Elle en impose, avec sa grande taille, ses hublots et ses multiples bras qui envahissent presque toute la pièce. Même le papier aluminium qui la recouvre comme une papillote ne parvient pas à lui ôter son sérieux. Et pour cause ! Cette machine permet aux physiciens de fabriquer des objets minuscules et très complexes.

Bâtir dans l’ultravide

« C’est un bâti de croissance, explique Philippe Schieffer, chercheur dans le département Matériaux et nanosciences à l’IPR, il nous sert à fabriquer ce que l’on appelle des couches minces. » Ce sont des matériaux composés de plusieurs strates déposées sur une base de semi-conducteur (le silicium, par exemple), ne dépassant pas quelques nanomètres chacune. « Pour être plus exact, il s’agit de quatre bâtis de croissance reliés entre eux, précise le physicien. Ils fonctionnent avec des méthodes différentes, en fonction de la couche que l’on veut fabriquer. » L’un peut déposer un film d’oxyde en chauffant un métal à des hautes températures en présence d’oxygène. Deux autres sont spécialisés dans les couches métalliques et semi-conductrices. Et le quatrième, qui vient d’arriver à l’IPR, fonctionne grâce à de la lumière laser pulsée. Il est réservé aux oxydes plus complexes, et les physiciens collaborent avec des chercheurs de l’Institut des sciences chimiques de Rennes(1) pour son exploitation. La grande nouveauté, c’est la connexion entre ces machines. « Cela nous permet de faire passer nos échantillons de l’un à l’autre sans quitter l’ultravide que requièrent nos expériences. »

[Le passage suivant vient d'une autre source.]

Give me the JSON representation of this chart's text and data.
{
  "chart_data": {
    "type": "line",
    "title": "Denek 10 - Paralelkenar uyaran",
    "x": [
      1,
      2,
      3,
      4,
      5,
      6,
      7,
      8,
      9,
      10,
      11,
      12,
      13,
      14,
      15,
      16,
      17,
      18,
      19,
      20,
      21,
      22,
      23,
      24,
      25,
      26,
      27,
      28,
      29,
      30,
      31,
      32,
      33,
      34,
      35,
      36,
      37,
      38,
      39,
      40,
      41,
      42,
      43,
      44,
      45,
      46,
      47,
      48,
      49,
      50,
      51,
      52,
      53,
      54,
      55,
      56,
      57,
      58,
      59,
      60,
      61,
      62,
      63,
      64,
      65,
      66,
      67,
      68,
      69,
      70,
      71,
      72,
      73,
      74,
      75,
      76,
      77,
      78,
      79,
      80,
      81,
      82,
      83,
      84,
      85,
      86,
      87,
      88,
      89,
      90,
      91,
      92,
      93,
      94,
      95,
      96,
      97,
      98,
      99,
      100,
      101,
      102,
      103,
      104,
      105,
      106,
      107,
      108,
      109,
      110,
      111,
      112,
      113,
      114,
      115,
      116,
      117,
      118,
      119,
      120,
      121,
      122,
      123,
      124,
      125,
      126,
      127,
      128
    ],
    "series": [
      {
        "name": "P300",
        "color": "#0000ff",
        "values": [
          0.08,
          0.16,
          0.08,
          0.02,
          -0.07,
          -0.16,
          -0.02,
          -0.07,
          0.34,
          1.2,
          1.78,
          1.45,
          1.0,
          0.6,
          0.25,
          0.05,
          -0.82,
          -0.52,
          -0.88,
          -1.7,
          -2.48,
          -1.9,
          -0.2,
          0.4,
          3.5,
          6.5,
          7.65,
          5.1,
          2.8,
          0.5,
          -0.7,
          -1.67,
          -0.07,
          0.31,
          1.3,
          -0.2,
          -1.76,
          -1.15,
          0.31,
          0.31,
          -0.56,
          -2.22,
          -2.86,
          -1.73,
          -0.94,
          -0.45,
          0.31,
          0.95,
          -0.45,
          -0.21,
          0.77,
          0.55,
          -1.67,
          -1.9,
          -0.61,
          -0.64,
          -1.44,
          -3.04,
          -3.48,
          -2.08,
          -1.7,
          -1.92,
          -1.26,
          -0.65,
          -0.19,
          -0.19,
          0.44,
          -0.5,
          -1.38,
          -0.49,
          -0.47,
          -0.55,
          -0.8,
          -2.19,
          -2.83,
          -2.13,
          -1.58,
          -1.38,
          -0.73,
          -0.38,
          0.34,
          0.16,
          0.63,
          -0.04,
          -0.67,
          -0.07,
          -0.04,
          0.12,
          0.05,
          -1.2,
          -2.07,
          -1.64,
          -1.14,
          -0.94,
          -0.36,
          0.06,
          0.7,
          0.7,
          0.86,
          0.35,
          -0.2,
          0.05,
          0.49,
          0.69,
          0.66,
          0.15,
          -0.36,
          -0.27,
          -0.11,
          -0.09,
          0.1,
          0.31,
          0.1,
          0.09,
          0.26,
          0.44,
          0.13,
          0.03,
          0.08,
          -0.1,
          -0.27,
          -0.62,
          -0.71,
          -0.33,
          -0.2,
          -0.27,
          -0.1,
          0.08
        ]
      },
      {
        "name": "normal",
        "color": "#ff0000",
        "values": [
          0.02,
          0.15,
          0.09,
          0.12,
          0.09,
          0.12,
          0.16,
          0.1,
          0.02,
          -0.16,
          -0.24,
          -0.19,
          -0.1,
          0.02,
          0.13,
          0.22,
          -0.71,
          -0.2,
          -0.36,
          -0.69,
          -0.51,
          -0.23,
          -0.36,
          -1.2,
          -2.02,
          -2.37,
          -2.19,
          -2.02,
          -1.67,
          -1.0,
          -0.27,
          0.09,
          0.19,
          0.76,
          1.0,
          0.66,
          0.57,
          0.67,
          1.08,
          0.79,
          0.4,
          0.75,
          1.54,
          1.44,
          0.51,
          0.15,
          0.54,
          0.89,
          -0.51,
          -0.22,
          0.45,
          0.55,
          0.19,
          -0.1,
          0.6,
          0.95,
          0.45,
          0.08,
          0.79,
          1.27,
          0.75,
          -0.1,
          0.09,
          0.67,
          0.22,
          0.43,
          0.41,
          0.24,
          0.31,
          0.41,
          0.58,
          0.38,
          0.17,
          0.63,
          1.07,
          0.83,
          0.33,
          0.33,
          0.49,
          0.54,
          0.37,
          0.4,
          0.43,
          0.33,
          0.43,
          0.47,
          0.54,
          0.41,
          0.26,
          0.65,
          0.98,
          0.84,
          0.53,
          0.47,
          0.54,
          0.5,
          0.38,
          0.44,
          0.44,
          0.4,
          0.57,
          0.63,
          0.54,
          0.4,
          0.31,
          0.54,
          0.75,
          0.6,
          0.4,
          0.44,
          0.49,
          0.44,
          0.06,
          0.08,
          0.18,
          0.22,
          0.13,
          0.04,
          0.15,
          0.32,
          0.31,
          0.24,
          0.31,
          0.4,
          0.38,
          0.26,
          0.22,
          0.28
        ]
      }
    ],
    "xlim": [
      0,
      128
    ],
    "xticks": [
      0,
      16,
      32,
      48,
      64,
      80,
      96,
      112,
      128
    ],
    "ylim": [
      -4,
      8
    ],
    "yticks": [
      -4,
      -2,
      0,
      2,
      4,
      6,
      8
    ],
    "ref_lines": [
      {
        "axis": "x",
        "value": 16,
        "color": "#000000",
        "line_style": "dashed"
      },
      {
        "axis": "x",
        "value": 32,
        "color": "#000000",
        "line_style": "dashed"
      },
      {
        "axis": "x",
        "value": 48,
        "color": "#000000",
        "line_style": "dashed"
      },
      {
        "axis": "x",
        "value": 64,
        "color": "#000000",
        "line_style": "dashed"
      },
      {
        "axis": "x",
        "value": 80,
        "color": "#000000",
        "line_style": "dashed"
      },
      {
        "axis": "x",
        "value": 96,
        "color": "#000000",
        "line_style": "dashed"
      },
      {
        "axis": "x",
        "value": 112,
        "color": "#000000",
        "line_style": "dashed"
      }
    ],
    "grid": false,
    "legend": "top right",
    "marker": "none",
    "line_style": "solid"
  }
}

Les électrons dans un tunnel

Si les physiciens déploient tant d’efforts pour quelques nanomètres, c’est que ces faibles épaisseurs ont des vertus bien particulières. « Cela nous permet de contrôler l’orientation magnétique - il y en a deux possibles - de chacune des couches de notre empilement, ce qui joue sur sa résistance au courant électrique. » Cette magnétorésistance est à la base de la mémoire magnétique et fait aussi fonctionner les têtes de lecture de chaque disque dur. Cela autorise également à s’affranchir des lois de la physique dite classique. « L’échelle nano introduit la mécanique quantique, rappelle Philippe Schieffer. Par exemple, une couche d’oxyde est normalement isolante, mais, si elle est assez mince, les électrons peuvent quand même passer à travers, par effet tunnel. » Comment optimiser ces phénomènes ? Quelles propriétés confèrent-ils aux matériaux ? C’est ce que tentent de mieux comprendre les chercheurs, pour mettre au point des matériaux plus performants, dans des domaines en plein essor : l’électronique de spin et la catalyse. « Une thèse vient de s’achever dans notre laboratoire, sur des multicouches composées d’oxyde de magnésium et d’argent. Nous avons testé plusieurs configurations : une couche d’oxyde, deux, trois... et nous avons finalement mis au point un matériau qui pourrait présenter des propriétés catalytiques très intéressantes. Un effet induit précisément par l’échelle nanométrique. »


©PASCAL TURBAN

À l’échelle de l’atome

Dans une salle voisine, une autre machine fonctionne sous ultravide. Un peu moins imposante, mais tout aussi impressionnante, c’est un microscope à effet tunnel (photo ci-contre). Il a pour but premier d’observer les surfaces des échantillons. « À l’échelle de l’atome, s’enthousiasme Pascal Turban, qui travaille sur cet équipement. La plus grande image que nous puissions réaliser est d’un micromètre sur un micromètre, et nous pouvons observer des surfaces aussi petites qu’un nanomètre carré. » L’instrument est équipé d’une pointe qui se termine par quelques atomes seulement, placée à 0,5 nm de la surface à observer. À ces dimensions, la moindre vibration peut être fatale ! Le cahier des charges du nouveau bâtiment était donc précis : la pièce n’a rien au-dessus d’elle, ni d’ascenseur à proximité, et son sol est indépendant du reste de la construction.

Approcher la perfection

Pour effectuer ses mesures, Pascal Turban applique une très faible tension entre la pointe et l’échantillon. « En fonction du courant qui s’établit entre les deux, je peux en déduire la distance entre la pointe et la surface. Si je déplace la pointe sur tout l’échantillon, je peux donc voir le relief, repérer les marches, mesurer la taille des terrasses et même observer l’arrangement atomique de la surface. » Une étape indispensable pour valider les échantillons du laboratoire qui doivent s’approcher de la perfection. « C’est plus simple à mettre en équation, indique Pascal Turban, et si une surface n’est pas parfaitement plane, la couche d’oxyde d’épaisseur nanométrique déposée va présenter des discontinuités, et il sera impossible d’observer le transport d’électrons par effet tunnel, par exemple. »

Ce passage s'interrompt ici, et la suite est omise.